Piano donation hits all the right notes for music students
Roger Jolly sits down on the piano bench and flips open a small bag next to him. Most of the pieces he will use to tune the piano look strange and unfamiliar, except for one he pulls out of his pocket—his iPhone. He puts it on the music stand and watches as sound waves float in and out of a circle like a heart monitor.
By Colleen MacPherson"This app is worth about $1,000," says Jolly, noting the confusion over an iPhone being used to tune one of the world's finest pianos. He says the app will help test the piano's frequencies and make it easier for him to tune the instrument perfectly for the room. It's the only piece of electronic equipment he uses.

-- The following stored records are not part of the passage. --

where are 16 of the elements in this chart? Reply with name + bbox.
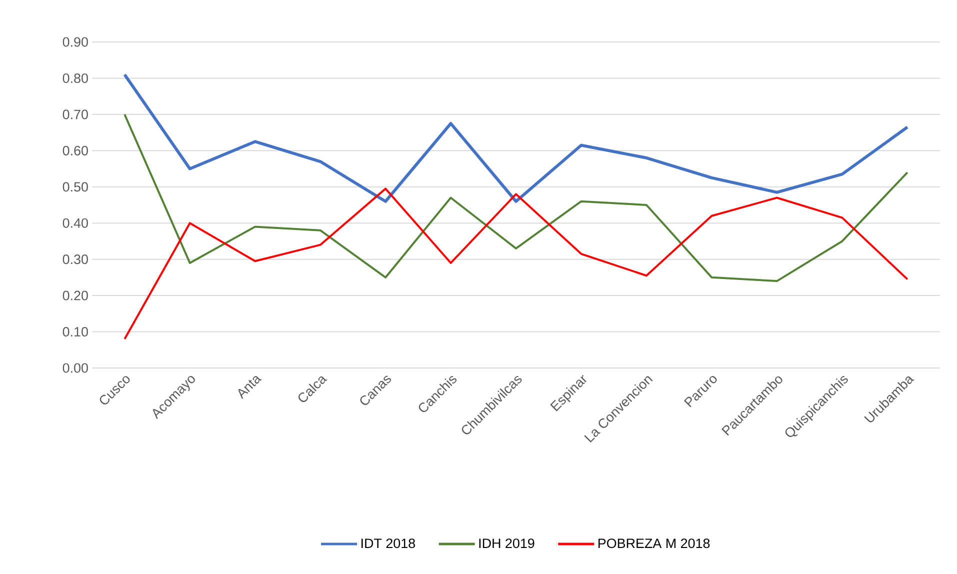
y-tick-label: 0.30 [62, 254, 88, 264]
line-series [123, 73, 909, 203]
y-tick-label: 0.90 [62, 37, 88, 47]
y-tick-label: 0.60 [62, 146, 88, 156]
line-series [124, 188, 908, 340]
y-tick-label: 0.20 [62, 290, 88, 300]
y-tick-label: 0.00 [62, 363, 88, 373]
legend-label: IDH 2019 [479, 538, 534, 548]
legend-label: POBREZA M 2018 [598, 538, 710, 548]
y-tick-label: 0.40 [62, 218, 88, 228]
y-tick-label: 0.10 [62, 327, 88, 337]
y-tick-label: 0.70 [62, 110, 88, 120]
y-tick-label: 0.80 [62, 73, 88, 83]
line-series [124, 113, 908, 282]
y-tick-label: 0.50 [62, 182, 88, 192]
legend-label: IDT 2018 [362, 538, 415, 548]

Jolly then grabs the entire keyboard with both hands and pulls it, hammers and all, out of the piano towards him. Now when he hits any of the 88 keys, he can see what the action of the hammers look like without hitting the strings.

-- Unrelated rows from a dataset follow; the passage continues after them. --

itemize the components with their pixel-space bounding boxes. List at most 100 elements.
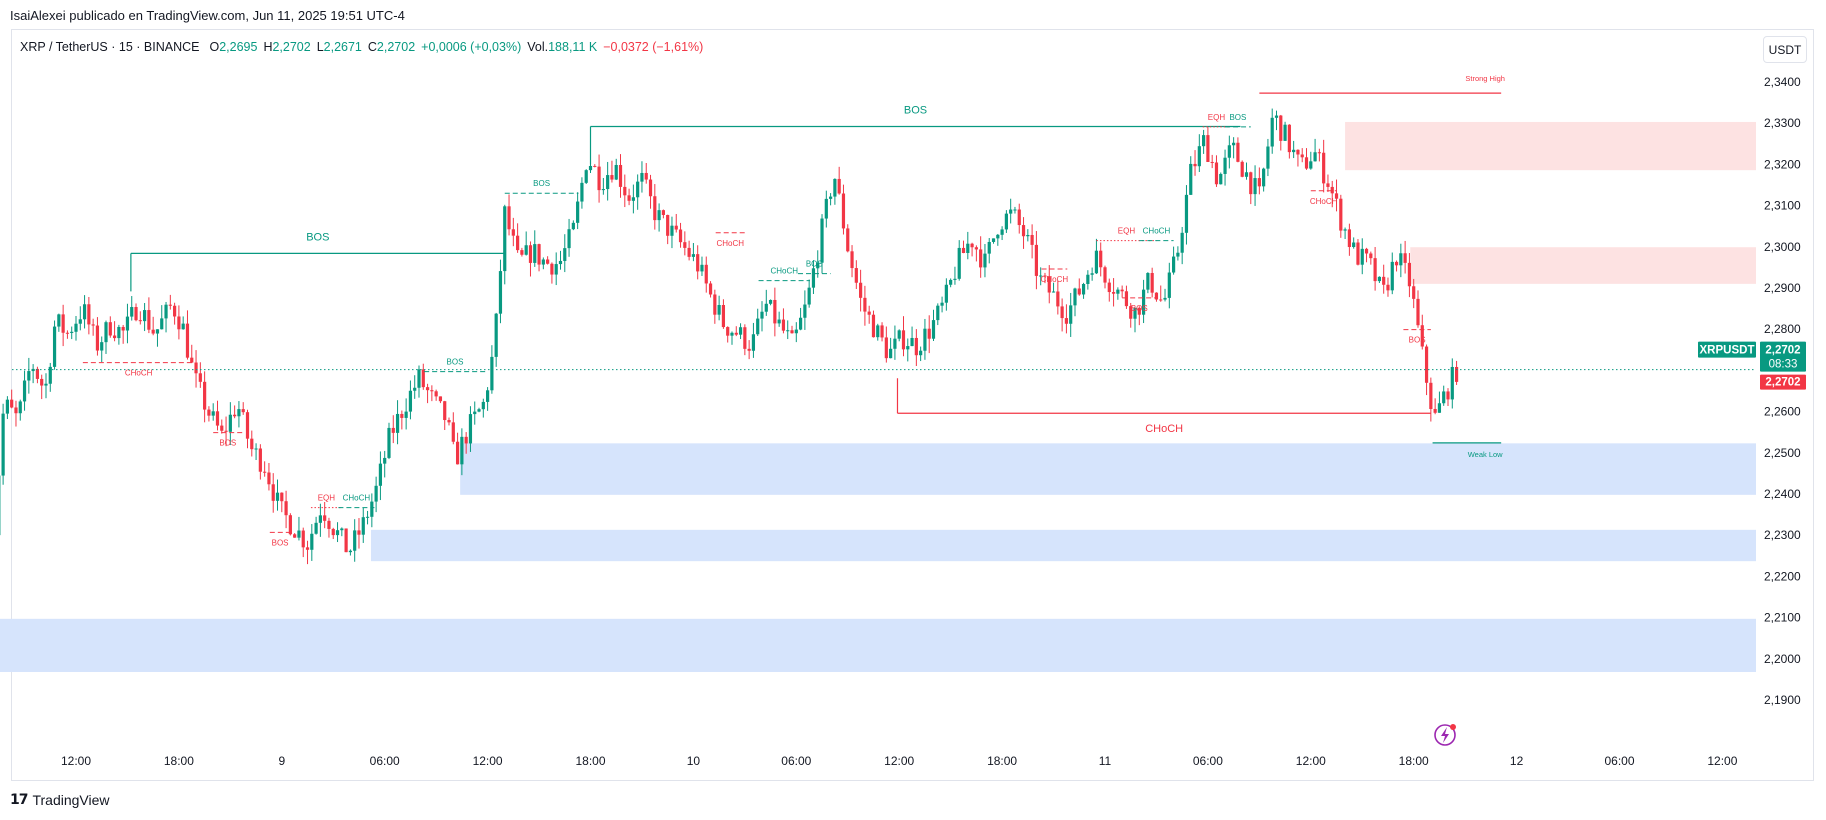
- tradingview-mark-icon: 17: [10, 792, 29, 808]
- symbol-label[interactable]: XRP / TetherUS · 15 · BINANCE: [20, 40, 200, 54]
- candle-body: [1184, 194, 1189, 233]
- candle-body: [640, 172, 644, 182]
- x-tick-label: 12:00: [61, 754, 91, 768]
- candle-body: [464, 436, 468, 444]
- candle-body: [670, 225, 674, 236]
- lightning-icon[interactable]: [1434, 724, 1456, 746]
- candle-body: [348, 550, 352, 553]
- candle-body: [507, 206, 511, 230]
- candle-body: [233, 414, 237, 417]
- candle-body: [494, 313, 498, 357]
- x-tick-label: 12:00: [1707, 754, 1737, 768]
- candle-body: [353, 530, 357, 551]
- candle-body: [340, 528, 344, 531]
- candle-body: [1253, 178, 1257, 195]
- candle-body: [447, 420, 451, 423]
- candle-body: [211, 411, 215, 416]
- candle-body: [974, 247, 978, 250]
- candle-body: [1313, 152, 1317, 162]
- candle-body: [1099, 250, 1103, 268]
- x-tick-label: 12: [1510, 754, 1524, 768]
- candle-body: [112, 335, 117, 339]
- candle-body: [1000, 229, 1004, 235]
- candle-body: [781, 319, 786, 331]
- candle-body: [301, 530, 305, 548]
- candle-body: [1356, 242, 1360, 265]
- candle-body: [1133, 307, 1137, 319]
- candle-body: [293, 534, 297, 538]
- candle-body: [48, 366, 52, 384]
- candle-body: [777, 319, 781, 324]
- candle-body: [1026, 234, 1030, 237]
- structure-label-bos: BOS: [1409, 336, 1426, 345]
- candle-body: [5, 399, 9, 414]
- candle-body: [1446, 391, 1450, 400]
- structure-label-bos: BOS: [1131, 304, 1148, 313]
- candle-body: [931, 320, 936, 339]
- candle-body: [100, 342, 104, 351]
- x-tick-label: 11: [1099, 754, 1112, 768]
- candle-body: [1077, 288, 1081, 295]
- candle-body: [961, 247, 966, 253]
- candle-body: [1420, 325, 1424, 347]
- currency-unit-button[interactable]: USDT: [1763, 36, 1807, 63]
- tradingview-logo[interactable]: 17 TradingView: [10, 792, 110, 808]
- candle-body: [1009, 209, 1013, 214]
- candle-body: [438, 396, 443, 402]
- candle-body: [443, 401, 447, 421]
- candle-body: [91, 324, 95, 326]
- candle-body: [57, 314, 61, 327]
- candle-body: [824, 198, 828, 219]
- axes-layer: 2,3400 2,3300 2,3200 2,3100 2,3000 2,2900 2,28…: [61, 75, 1801, 768]
- candle-body: [78, 319, 82, 324]
- candle-body: [816, 262, 820, 269]
- candle-body: [610, 175, 614, 180]
- candle-body: [224, 430, 228, 432]
- candle-body: [1103, 267, 1107, 283]
- candle-body: [18, 401, 22, 414]
- candle-body: [940, 302, 944, 306]
- low-value: 2,2671: [323, 40, 362, 54]
- open-value: 2,2695: [219, 40, 258, 54]
- candle-body: [511, 229, 515, 236]
- candle-body: [756, 318, 760, 335]
- candle-body: [833, 178, 837, 197]
- candle-body: [1090, 273, 1094, 275]
- candle-body: [618, 164, 623, 187]
- candle-body: [631, 197, 635, 201]
- swing-label: Strong High: [1465, 74, 1505, 83]
- candle-body: [408, 390, 413, 412]
- y-tick-label: 2,2400: [1764, 487, 1801, 501]
- x-tick-label: 18:00: [164, 754, 194, 768]
- candle-body: [644, 172, 648, 180]
- x-tick-label: 06:00: [1604, 754, 1634, 768]
- candle-body: [190, 357, 194, 363]
- candle-body: [1249, 172, 1253, 195]
- structure-label-bos: BOS: [272, 538, 289, 547]
- candle-body: [490, 356, 494, 391]
- candle-body: [1223, 157, 1227, 174]
- candle-body: [288, 515, 292, 535]
- candle-body: [164, 304, 168, 319]
- candle-body: [1206, 135, 1210, 162]
- x-tick-label: 10: [687, 754, 701, 768]
- candle-body: [151, 329, 155, 334]
- candle-body: [430, 390, 434, 392]
- y-tick-label: 2,2000: [1764, 652, 1801, 666]
- candle-body: [378, 463, 383, 486]
- candle-body: [1386, 284, 1390, 291]
- symbol-tag-bg: [1698, 341, 1756, 358]
- candle-body: [383, 457, 387, 464]
- candle-body: [627, 195, 631, 201]
- candle-body: [1369, 253, 1373, 259]
- candle-body: [751, 334, 756, 351]
- candle-body: [584, 170, 588, 183]
- candle-body: [1334, 193, 1339, 199]
- candle-body: [1262, 168, 1266, 187]
- candle-body: [571, 222, 575, 230]
- x-tick-label: 06:00: [370, 754, 400, 768]
- candle-body: [263, 471, 267, 473]
- candle-body: [863, 297, 867, 312]
- candle-body: [1292, 149, 1296, 153]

"Can you see these two keys?" he asked, hitting a middle C and D simultaneously. "Notice how this key is jumping just a bit too high."
Jolly takes a small tool that looks like a dentist pick and makes a few slight adjustments to the hammer of the D string.
Jolly, a renowned piano technician and owner of the Yamaha Piano Centre locations in Saskatoon and Regina has, along with his wife Marie, donated one of the world's finest pianos to the University of Saskatchewan. Worth about $250,000 new, it was given because "students deserve to play one of the finest instruments in the world," said Jolly.
"I think our students need to know, feel, experience and hear what the very best is, so they know where to set their sights for performance levels."
The C. Bechstein D280, a 10-foot concert grand piano, is one of the 10 best pianos in the country, "and I bet it is now the nicest piano on a university campus in Canada," he added.
The instrument was moved into Convocation Hall earlier this fall and Jolly tuned it himself prior to its first performance on Sept. 30.
"The piano is so sensitive that it'll do whatever a pianist wants it to do, including play the wrong notes quite well,"
he joked.
Jolly continues to pull the keyboard in and out of the piano, testing each hammer and listening for irregularities in the sound each note makes.
"Can you hear this one? It sounds a bit chimey," he both asks and tells at the same time. "I need to dampen the hammer a bit so it sounds clearer."
Then, like a butcher tenderizing a piece of meat, Jolly jabs at the hammer's fabric with a small, sharp pick. "This dampens the sound a bit … and there, you can hear it now, it sounds much better."